Major Chinese fruit retail chain Pagoda has released its 2025 results, reporting a revenue loss of over 20 per cent year on year.  

According to the results report, which was released at the end of March, the company made Rmb8.17bn (US$1.19bn) in 2025 – a decrease of 20.4 per cent on the year before. Its full-year loss amounted to RmB343mn (US$49.84mn), narrowing by 14 per cent year on year.  

Structurally, these losses were concentrated in the first half of the year with operations improving in the second half. This coincided with the company’s efforts to optimise its store network.  

Pagoda’s offline stores are predominantly operated under a franchise model, including both group-managed and entrusted-managed franchises. As of June 30, 2025, the total number of Pagoda stores decreased to 4,386, down 1,639 stores compared to the same period the year before. 
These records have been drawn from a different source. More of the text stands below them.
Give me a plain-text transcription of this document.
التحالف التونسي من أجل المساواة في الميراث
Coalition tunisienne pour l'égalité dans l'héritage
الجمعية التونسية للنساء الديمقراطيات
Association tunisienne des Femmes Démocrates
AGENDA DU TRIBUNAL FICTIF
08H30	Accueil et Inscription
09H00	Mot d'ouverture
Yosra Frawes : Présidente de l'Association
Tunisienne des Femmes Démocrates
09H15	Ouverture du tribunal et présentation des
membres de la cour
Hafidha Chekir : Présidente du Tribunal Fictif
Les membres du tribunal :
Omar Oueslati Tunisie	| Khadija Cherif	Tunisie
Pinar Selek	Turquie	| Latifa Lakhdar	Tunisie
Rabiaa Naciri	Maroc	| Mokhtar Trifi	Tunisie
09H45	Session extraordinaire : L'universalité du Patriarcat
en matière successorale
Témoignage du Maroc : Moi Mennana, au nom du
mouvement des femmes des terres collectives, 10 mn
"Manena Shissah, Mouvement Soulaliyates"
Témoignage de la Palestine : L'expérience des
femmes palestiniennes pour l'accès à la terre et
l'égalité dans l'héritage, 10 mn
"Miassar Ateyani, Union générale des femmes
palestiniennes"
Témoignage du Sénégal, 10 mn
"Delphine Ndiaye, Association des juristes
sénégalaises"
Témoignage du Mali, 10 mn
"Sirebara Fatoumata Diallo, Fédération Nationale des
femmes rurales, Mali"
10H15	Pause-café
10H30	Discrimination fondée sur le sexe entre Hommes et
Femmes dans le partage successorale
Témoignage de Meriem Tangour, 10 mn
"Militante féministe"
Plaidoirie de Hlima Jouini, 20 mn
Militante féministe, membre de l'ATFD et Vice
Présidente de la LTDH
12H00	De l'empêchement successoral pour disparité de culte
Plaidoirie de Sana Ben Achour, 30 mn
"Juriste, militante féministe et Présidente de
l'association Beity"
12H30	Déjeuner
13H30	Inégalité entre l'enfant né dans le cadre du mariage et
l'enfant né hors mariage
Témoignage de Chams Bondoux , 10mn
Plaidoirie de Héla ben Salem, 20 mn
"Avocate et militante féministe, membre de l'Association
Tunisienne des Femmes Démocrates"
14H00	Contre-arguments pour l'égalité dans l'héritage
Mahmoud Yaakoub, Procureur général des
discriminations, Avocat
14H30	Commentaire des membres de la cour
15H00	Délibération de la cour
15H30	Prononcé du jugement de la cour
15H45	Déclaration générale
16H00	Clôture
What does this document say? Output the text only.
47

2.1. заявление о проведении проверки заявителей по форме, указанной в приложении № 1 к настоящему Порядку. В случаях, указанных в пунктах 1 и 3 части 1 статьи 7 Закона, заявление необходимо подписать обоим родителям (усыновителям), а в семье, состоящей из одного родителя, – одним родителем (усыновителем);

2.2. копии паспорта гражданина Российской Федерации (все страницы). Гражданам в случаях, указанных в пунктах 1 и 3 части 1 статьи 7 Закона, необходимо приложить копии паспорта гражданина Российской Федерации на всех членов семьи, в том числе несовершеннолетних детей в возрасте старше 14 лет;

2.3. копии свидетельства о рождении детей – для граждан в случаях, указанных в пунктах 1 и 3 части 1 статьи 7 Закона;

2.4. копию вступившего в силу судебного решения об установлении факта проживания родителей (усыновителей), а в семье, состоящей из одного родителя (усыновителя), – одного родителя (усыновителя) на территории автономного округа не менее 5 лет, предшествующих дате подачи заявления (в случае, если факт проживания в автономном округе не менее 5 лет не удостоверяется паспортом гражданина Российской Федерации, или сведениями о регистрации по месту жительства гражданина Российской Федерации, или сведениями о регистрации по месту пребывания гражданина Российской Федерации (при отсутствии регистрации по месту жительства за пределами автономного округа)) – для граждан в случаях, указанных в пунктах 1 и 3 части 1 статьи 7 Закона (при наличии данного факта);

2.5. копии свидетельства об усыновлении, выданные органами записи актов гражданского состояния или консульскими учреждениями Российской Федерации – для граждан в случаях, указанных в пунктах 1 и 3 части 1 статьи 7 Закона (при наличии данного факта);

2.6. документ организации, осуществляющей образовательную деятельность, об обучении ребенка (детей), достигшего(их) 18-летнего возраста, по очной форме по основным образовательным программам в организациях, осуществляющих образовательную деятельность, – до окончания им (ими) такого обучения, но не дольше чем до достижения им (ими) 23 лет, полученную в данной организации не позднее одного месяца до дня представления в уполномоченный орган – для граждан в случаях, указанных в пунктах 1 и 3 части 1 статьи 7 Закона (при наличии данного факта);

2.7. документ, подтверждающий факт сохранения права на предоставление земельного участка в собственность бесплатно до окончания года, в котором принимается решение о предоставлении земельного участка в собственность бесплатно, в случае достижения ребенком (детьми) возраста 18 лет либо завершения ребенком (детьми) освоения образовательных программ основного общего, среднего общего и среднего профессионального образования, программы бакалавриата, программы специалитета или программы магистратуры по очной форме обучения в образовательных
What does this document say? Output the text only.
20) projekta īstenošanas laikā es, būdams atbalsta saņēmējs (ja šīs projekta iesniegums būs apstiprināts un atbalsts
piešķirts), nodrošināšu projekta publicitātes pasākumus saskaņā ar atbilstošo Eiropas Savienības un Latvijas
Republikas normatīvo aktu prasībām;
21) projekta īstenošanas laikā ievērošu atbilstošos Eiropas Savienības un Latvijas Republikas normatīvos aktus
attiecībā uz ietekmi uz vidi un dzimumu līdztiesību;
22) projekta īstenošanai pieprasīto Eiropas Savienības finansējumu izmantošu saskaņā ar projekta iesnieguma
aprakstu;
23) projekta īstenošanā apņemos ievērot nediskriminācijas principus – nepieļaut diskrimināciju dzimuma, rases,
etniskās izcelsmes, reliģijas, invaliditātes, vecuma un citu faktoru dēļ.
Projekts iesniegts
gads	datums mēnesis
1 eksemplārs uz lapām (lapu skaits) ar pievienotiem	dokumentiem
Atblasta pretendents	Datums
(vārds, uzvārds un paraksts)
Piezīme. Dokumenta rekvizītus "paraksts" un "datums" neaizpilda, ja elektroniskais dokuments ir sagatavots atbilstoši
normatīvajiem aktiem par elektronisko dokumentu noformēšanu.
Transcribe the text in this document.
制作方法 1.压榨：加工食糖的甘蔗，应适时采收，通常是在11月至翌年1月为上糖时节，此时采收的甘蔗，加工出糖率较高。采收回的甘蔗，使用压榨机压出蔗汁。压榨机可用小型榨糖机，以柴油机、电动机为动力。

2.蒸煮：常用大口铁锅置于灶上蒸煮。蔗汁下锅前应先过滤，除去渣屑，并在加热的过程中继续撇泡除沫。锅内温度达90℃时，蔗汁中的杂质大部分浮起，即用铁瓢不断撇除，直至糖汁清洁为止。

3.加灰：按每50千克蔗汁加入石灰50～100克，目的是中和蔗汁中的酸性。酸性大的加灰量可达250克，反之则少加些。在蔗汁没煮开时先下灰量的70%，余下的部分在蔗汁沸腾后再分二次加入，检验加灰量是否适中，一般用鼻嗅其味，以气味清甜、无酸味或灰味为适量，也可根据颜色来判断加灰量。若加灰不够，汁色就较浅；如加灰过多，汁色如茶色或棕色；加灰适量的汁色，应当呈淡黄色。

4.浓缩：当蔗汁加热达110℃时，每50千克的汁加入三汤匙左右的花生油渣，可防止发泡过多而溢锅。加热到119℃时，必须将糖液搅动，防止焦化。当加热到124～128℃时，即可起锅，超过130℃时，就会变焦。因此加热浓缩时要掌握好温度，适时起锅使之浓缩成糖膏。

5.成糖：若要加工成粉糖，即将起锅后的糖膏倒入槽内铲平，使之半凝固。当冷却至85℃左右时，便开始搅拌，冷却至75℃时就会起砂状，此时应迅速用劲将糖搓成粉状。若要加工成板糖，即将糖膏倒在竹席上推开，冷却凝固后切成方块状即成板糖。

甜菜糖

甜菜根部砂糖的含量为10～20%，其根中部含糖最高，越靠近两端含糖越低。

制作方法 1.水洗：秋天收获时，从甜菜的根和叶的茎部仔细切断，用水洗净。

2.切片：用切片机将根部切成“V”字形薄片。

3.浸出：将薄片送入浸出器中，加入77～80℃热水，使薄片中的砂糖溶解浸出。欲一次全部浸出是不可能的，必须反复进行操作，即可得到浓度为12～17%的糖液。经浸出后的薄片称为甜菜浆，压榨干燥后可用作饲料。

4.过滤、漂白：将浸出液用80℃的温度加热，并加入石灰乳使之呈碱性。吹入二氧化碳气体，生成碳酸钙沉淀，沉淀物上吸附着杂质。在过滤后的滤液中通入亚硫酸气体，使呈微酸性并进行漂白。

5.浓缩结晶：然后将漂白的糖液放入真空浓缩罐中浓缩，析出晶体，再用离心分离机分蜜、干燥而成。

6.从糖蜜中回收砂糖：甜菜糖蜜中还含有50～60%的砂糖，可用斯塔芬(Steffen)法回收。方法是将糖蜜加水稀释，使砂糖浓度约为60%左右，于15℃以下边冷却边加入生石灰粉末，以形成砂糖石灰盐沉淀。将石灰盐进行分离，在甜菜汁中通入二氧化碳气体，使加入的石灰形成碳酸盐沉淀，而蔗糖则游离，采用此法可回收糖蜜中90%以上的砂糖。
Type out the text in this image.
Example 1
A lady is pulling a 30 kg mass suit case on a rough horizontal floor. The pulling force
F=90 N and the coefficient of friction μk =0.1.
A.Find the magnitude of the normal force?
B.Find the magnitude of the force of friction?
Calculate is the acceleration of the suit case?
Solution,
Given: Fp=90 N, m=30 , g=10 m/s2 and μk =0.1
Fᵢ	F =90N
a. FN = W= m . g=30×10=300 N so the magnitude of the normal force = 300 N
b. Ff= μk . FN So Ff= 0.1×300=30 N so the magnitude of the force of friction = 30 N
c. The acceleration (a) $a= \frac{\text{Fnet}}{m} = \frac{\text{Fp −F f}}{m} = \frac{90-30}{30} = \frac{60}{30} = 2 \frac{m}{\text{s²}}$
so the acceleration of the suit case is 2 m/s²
The company said it had supported franchisees to relocate or close stores with high rents, labour costs, and poor operating performance, in order to concentrate more resources on high-quality stores. It sees the current retail operations as healthier, with significantly improved operational efficiency. 

In the second half of the year, the company resumed its expansion efforts with a net increase of 82 stores to 4,468 and the proportion of franchised stores managed by the group increased to 81.4 per cent.  

In the second half of the year, Pagoda’s gross profit margin rebounded from a low of 5 per cent in the first half of 2025 to 10 per cent, indicating a clear trend of profit recovery following the restructuring.  

According to local industry reports, Pagoda has now lowered the barriers to entry for franchisees and released policy dividends in a bid to accelerate the recovery of its store network, moving forward.